Easter Egg SafetyApr-06-2012
Easter is just days away and many shoppers are busy buying up all the eggs for the yearly Easter egg hunt and egg decorating tradition. Last year alone, in the US, more than 164 million eggs were purchased for Easter celebrations! This year, all you egg lovers have more reason to celebrate because USDA data shows that one large egg is now 14 percent lower in cholesterol (now 185 mg), and 64 percent higher in vitamin D than previously recorded. Supermarketguru.com wants to remind you not to forget your basic food safety rules when celebrating with family and friends, so we have provided some tips on how to handle eggs safely at Easter and of course all year round.

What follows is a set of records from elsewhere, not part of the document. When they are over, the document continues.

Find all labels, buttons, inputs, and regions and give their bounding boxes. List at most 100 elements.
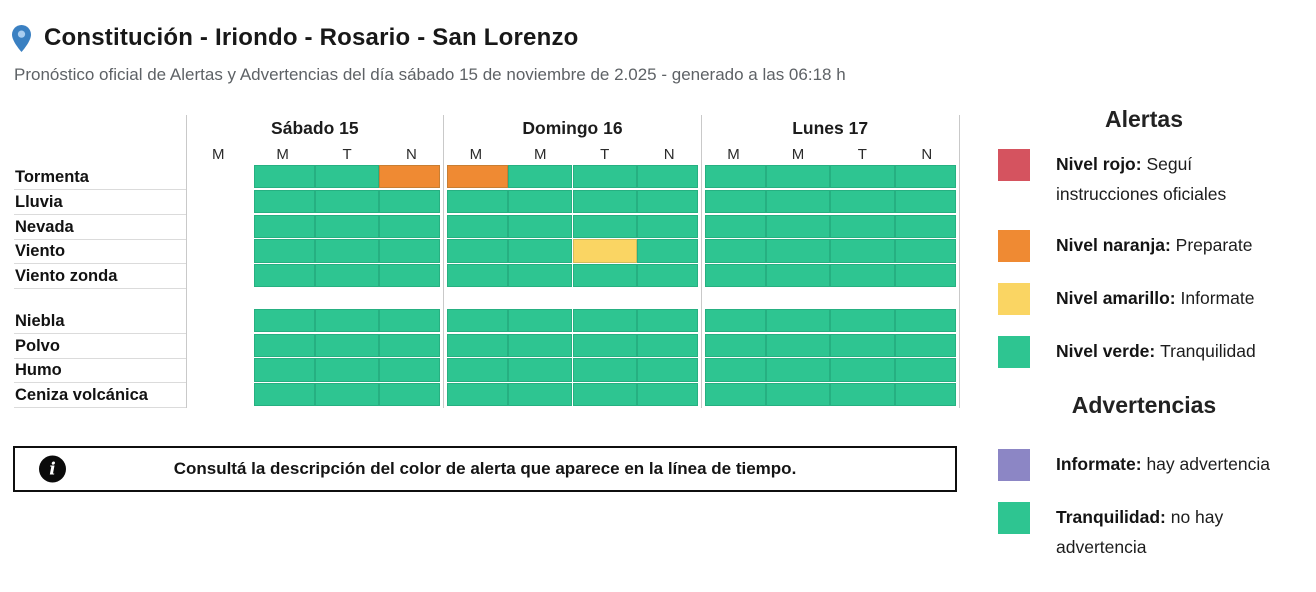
timeline-cell-amarillo[interactable] — [572, 239, 637, 263]
timeline-cell-verde[interactable] — [253, 308, 315, 332]
timeline-cell-verde[interactable] — [894, 308, 956, 332]
timeline-cell-verde[interactable] — [253, 333, 315, 357]
timeline-cell-verde[interactable] — [314, 358, 380, 382]
timeline-cell-naranja[interactable] — [379, 165, 441, 189]
timeline-cell-verde[interactable] — [508, 383, 573, 407]
timeline-cell-verde[interactable] — [894, 239, 956, 263]
timeline-cell-verde[interactable] — [765, 333, 831, 357]
timeline-cell-verde[interactable] — [379, 189, 441, 213]
timeline-cell-verde[interactable] — [314, 189, 380, 213]
timeline-cell-verde[interactable] — [379, 383, 441, 407]
timeline-cell-verde[interactable] — [830, 358, 895, 382]
timeline-cell-verde[interactable] — [765, 239, 831, 263]
timeline-cell-verde[interactable] — [446, 189, 509, 213]
timeline-cell-verde[interactable] — [636, 333, 699, 357]
timeline-cell-verde[interactable] — [314, 165, 380, 189]
timeline-cell-verde[interactable] — [894, 333, 956, 357]
timeline-cell-verde[interactable] — [314, 383, 380, 407]
timeline-cell-naranja[interactable] — [446, 165, 509, 189]
timeline-cell-verde[interactable] — [704, 165, 766, 189]
timeline-cell-verde[interactable] — [894, 383, 956, 407]
timeline-cell-verde[interactable] — [830, 165, 895, 189]
timeline-cell-verde[interactable] — [253, 189, 315, 213]
timeline-cell-verde[interactable] — [704, 239, 766, 263]
timeline-cell-verde[interactable] — [765, 189, 831, 213]
timeline-cell-verde[interactable] — [636, 383, 699, 407]
timeline-cell-verde[interactable] — [314, 264, 380, 288]
timeline-cell-verde[interactable] — [253, 264, 315, 288]
timeline-cell-verde[interactable] — [314, 333, 380, 357]
timeline-cell-verde[interactable] — [704, 264, 766, 288]
timeline-cell-verde[interactable] — [314, 214, 380, 238]
timeline-cell-verde[interactable] — [508, 165, 573, 189]
timeline-cell-verde[interactable] — [894, 264, 956, 288]
timeline-cell-verde[interactable] — [765, 383, 831, 407]
timeline-cell-verde[interactable] — [830, 264, 895, 288]
timeline-cell-verde[interactable] — [508, 264, 573, 288]
timeline-cell-verde[interactable] — [446, 264, 509, 288]
timeline-cell-verde[interactable] — [572, 264, 637, 288]
timeline-cell-verde[interactable] — [508, 239, 573, 263]
timeline-cell-verde[interactable] — [765, 308, 831, 332]
timeline-cell-verde[interactable] — [253, 214, 315, 238]
timeline-cell-verde[interactable] — [446, 333, 509, 357]
timeline-cell-verde[interactable] — [508, 189, 573, 213]
timeline-cell-verde[interactable] — [704, 214, 766, 238]
timeline-cell-verde[interactable] — [765, 264, 831, 288]
timeline-cell-verde[interactable] — [830, 308, 895, 332]
timeline-cell-verde[interactable] — [830, 189, 895, 213]
timeline-cell-verde[interactable] — [704, 333, 766, 357]
timeline-cell-verde[interactable] — [572, 333, 637, 357]
timeline-cell-verde[interactable] — [253, 383, 315, 407]
timeline-cell-verde[interactable] — [894, 358, 956, 382]
timeline-cell-verde[interactable] — [379, 264, 441, 288]
timeline-cell-verde[interactable] — [508, 333, 573, 357]
timeline-cell-verde[interactable] — [446, 239, 509, 263]
timeline-cell-verde[interactable] — [704, 383, 766, 407]
timeline-cell-verde[interactable] — [379, 333, 441, 357]
timeline-cell-verde[interactable] — [894, 165, 956, 189]
timeline-cell-verde[interactable] — [314, 239, 380, 263]
timeline-cell-verde[interactable] — [765, 358, 831, 382]
timeline-cell-verde[interactable] — [636, 358, 699, 382]
timeline-cell-verde[interactable] — [830, 214, 895, 238]
timeline-cell-verde[interactable] — [379, 308, 441, 332]
timeline-cell-verde[interactable] — [830, 239, 895, 263]
timeline-cell-verde[interactable] — [636, 214, 699, 238]
timeline-cell-verde[interactable] — [830, 333, 895, 357]
timeline-cell-verde[interactable] — [636, 239, 699, 263]
timeline-cell-verde[interactable] — [253, 165, 315, 189]
timeline-cell-verde[interactable] — [446, 383, 509, 407]
timeline-cell-verde[interactable] — [572, 189, 637, 213]
timeline-row-label: Viento — [15, 242, 66, 261]
timeline-cell-verde[interactable] — [704, 358, 766, 382]
timeline-cell-verde[interactable] — [572, 358, 637, 382]
timeline-cell-verde[interactable] — [894, 214, 956, 238]
timeline-cell-verde[interactable] — [830, 383, 895, 407]
timeline-cell-verde[interactable] — [379, 239, 441, 263]
timeline-cell-verde[interactable] — [314, 308, 380, 332]
timeline-cell-verde[interactable] — [446, 214, 509, 238]
timeline-cell-verde[interactable] — [636, 165, 699, 189]
timeline-cell-verde[interactable] — [379, 358, 441, 382]
timeline-cell-verde[interactable] — [508, 214, 573, 238]
timeline-cell-verde[interactable] — [253, 239, 315, 263]
timeline-cell-verde[interactable] — [253, 358, 315, 382]
timeline-cell-verde[interactable] — [379, 214, 441, 238]
timeline-cell-verde[interactable] — [636, 189, 699, 213]
timeline-cell-verde[interactable] — [446, 308, 509, 332]
timeline-cell-verde[interactable] — [508, 358, 573, 382]
timeline-cell-verde[interactable] — [572, 383, 637, 407]
timeline-cell-verde[interactable] — [765, 165, 831, 189]
timeline-cell-verde[interactable] — [704, 308, 766, 332]
timeline-cell-verde[interactable] — [446, 358, 509, 382]
timeline-cell-verde[interactable] — [636, 308, 699, 332]
timeline-cell-verde[interactable] — [572, 308, 637, 332]
timeline-cell-verde[interactable] — [636, 264, 699, 288]
timeline-cell-verde[interactable] — [572, 165, 637, 189]
timeline-cell-verde[interactable] — [572, 214, 637, 238]
timeline-cell-verde[interactable] — [704, 189, 766, 213]
timeline-cell-verde[interactable] — [765, 214, 831, 238]
timeline-cell-verde[interactable] — [508, 308, 573, 332]
timeline-cell-verde[interactable] — [894, 189, 956, 213]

Keep fresh eggs refrigerated until it's time to cook them. Store eggs inside the carton, securely fastened. Also, though it may sound counterintuitive, don't keep your eggs in the special egg unit in the door of your refrigerator. Though it may be handy, it actually prevents proper airflow to your eggs and the door's temperature is not as constant as the inside of the refrigerator.
Wash your hands! Take care when cooking, cooling, dying or hiding eggs- Shells are very porous and thus bacteria can penetrate. Most commercial eggs are lightly coated with a thin spray of mineral oil to close the pores. When eggs are boiled, the mineral oil barrier is removed and hard-boiled eggs are again prone to contamination. Remember to handle them properly; make sure your hands and cooking surfaces are clean!
How to boil a perfect Easter egg? Here are 3 easy steps:
1. Place eggs in saucepan large enough to hold them in a single layer. Add cold water to cover eggs by 1 inch. Heat over high heat, just to boiling.
2. Remove from burner. Cover pan. Let eggs stand in hot water about 15 minutes for large eggs (12 minutes for medium; 18 for extra large).
3. Cool completely under cold running water or in a bowl of ice water. Peel and eat, or store unpeeled in the refrigerator for up to 1 week.
Remember, when hiding Easter eggs, they may come into contact with pets, birds, insects, lawn chemicals, etc. If you plan to eat decorated eggs after the hunt, make sure the shell is removed with great care - you may also want to rinse the egg before consuming.
The FDA recommends cooking eggs until both the yolk and the white are firm, not runny. This ensures that any Salmonella or other harmful bacteria that may be in the eggs, will be destroyed.